Education, Second Chances, and Transformations

For some random reason today, I was reminded of a story that happened when I just started my current academic position.

I was a very eager assistant professor teaching thermodynamics to undergraduates. I had not yet been bathed in the richness of personal struggles that many students dragged with them into the classroom.

So after my first class, this kid - let's call him MJ - walked into my office. He delivered what seemed like a prepared two-minute talk on how he was going to focus, work hard, and turn things around that semester.

After he left, I looked up his past grades, and found that he was struggling with a GPA of less than 2.5, and an academic history that was littered with Cs and Ds. 

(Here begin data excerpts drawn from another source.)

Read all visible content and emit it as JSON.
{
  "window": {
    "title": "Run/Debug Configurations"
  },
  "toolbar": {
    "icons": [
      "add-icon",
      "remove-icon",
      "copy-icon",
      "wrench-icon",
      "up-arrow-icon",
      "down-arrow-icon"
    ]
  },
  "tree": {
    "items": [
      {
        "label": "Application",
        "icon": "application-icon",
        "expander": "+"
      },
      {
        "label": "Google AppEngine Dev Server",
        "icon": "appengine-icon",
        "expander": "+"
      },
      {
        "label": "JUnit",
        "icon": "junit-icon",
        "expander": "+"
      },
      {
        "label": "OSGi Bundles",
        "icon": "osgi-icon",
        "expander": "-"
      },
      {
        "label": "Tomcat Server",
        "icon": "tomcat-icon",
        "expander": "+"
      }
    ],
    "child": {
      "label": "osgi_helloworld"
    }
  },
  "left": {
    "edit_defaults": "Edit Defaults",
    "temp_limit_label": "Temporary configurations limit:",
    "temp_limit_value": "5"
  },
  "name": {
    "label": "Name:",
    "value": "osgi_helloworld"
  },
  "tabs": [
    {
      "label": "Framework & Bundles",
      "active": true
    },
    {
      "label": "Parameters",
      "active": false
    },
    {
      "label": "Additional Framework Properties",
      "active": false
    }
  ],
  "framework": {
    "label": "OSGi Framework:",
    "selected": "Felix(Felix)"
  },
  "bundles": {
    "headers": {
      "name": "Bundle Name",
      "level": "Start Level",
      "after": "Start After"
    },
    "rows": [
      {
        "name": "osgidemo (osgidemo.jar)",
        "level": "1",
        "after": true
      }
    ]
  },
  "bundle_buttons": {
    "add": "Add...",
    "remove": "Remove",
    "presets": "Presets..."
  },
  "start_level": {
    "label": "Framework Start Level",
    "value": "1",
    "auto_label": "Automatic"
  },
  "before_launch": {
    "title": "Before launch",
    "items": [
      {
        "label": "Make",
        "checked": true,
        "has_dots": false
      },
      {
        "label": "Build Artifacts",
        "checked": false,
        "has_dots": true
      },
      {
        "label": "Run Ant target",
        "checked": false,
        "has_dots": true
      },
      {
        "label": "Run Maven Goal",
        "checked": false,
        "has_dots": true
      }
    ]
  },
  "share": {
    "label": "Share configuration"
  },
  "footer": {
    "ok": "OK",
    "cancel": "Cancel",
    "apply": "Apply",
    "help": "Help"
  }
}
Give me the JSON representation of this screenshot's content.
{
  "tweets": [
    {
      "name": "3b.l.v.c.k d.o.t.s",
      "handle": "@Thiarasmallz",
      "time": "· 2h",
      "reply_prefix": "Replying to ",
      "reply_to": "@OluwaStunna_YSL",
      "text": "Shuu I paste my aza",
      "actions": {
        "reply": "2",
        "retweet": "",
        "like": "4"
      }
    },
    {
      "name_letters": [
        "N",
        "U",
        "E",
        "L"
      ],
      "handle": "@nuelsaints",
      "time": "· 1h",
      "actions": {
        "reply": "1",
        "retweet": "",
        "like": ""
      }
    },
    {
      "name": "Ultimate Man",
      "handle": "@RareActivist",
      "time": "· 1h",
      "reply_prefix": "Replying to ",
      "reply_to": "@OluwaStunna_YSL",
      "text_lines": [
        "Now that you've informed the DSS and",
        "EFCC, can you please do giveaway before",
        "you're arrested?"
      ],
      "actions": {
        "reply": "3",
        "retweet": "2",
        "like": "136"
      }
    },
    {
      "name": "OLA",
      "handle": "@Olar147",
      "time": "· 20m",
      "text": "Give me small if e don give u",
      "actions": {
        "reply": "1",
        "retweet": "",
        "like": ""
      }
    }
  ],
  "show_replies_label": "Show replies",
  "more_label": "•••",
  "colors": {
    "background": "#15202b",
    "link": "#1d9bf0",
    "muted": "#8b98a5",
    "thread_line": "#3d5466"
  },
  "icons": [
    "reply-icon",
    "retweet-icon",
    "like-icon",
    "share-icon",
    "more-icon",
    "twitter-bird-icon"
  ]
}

I did not think much about the incident, until the semester had picked up some steam. MJ showed up during office hours regularly. Although he was rusty in multiple areas, his dogged effort was palpable.

Over time, I got to know a little more about the social structure in which he had been surrounded - an ugly milieu that was riddled with gangs, drugs, and far worse - apathy.

What MJ lacked in mathematical ability, he tried to make up with logic, unconventional thinking, and tenacity.

He had that "born-again" zeal you can sometimes see in people who are given second chances, who have determined that this is it. It is now or never!

Thanks to the compounding effect of knowledge, he started making rapid progress. Within a month, I realized that he really had a good shot at turning this thing around, and actually found myself rooting for him. I really wanted it to end well for him.

He finished the course with a well-deserved A. I found out later that he had gotten As in most of his other classes that semester.

I watched him land a well-paying job a year later.

I saw him once more after that, when he came to recruit for "his" company, and caught up with him. He was doing well, and he had dramatically changed his family's trajectory.

The lesson: saving or helping one individual might not make a big difference to the world, but it does make a world of difference to that one individual.